If all else failed, he could kick back, study them, and pass an enjoyable hour in solitude.
He booted up his computer, stepped over Moe, who had already flopped in the middle of the floor, and pulled a second beer out of the mini fridge he’d installed under a work counter.
He’d considered that idea pretty damn clever.
Then he sat, rolled his head as a boxer might before a round, and got down to some serious surfing.
If there was anything in the cyberworld about the new residents of Warrior’s Peak, he would find it.
As always, he got sucked into the sirens’ song of information. His beer went warm. One hour passed into two, two headed toward three, before Moe solved the matter by giving the desk chair a push that shot it and Flynn halfway across the room.
“Damn it, you know I hate that. I just need a few more minutes.”
But Moe had heard that one before, and he protested by plopping massive paws and a great deal of body weight onto Flynn’s thighs. “So, maybe we’ll take a walk. And if we happen to wander by a certain blonde’s door, we could just stop in and share currently gathered information. And if that doesn’t work, we’ll pick up some pizza so it won’t be a complete loss.”
The word “pizza” had Moe tearing to the doorway. By the time Flynn made it downstairs, the dog was by the front door, his leash clamped between his teeth.
It was a nice evening for a walk.
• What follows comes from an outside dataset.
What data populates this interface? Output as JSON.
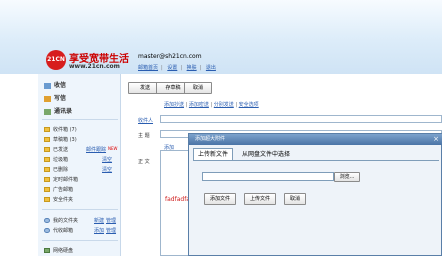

Quiet, balmy, with his little postcard town basking under the late-summer sun. At such moments, when the air was soft, the breeze fragrant, he was glad he’d made the decision to take over the Dispatch from his mother rather than heading out to make his mark at some big-city paper.
A lot of his friends had gone to the city, and the woman he’d thought he loved had chosen New York over him.
Or he’d chosen the Valley over her.
It depended, he supposed, on your point of view.
Maybe the news here didn’t have the scope or the edge of the news in Philly or New York, but there was still plenty of it. And what happened in the Valley, in the hills and mountains that surrounded it, mattered.
And just now he scented a story that would be bigger and juicier than anything the Dispatch had reported in the sixty-eight years since its presses began to run.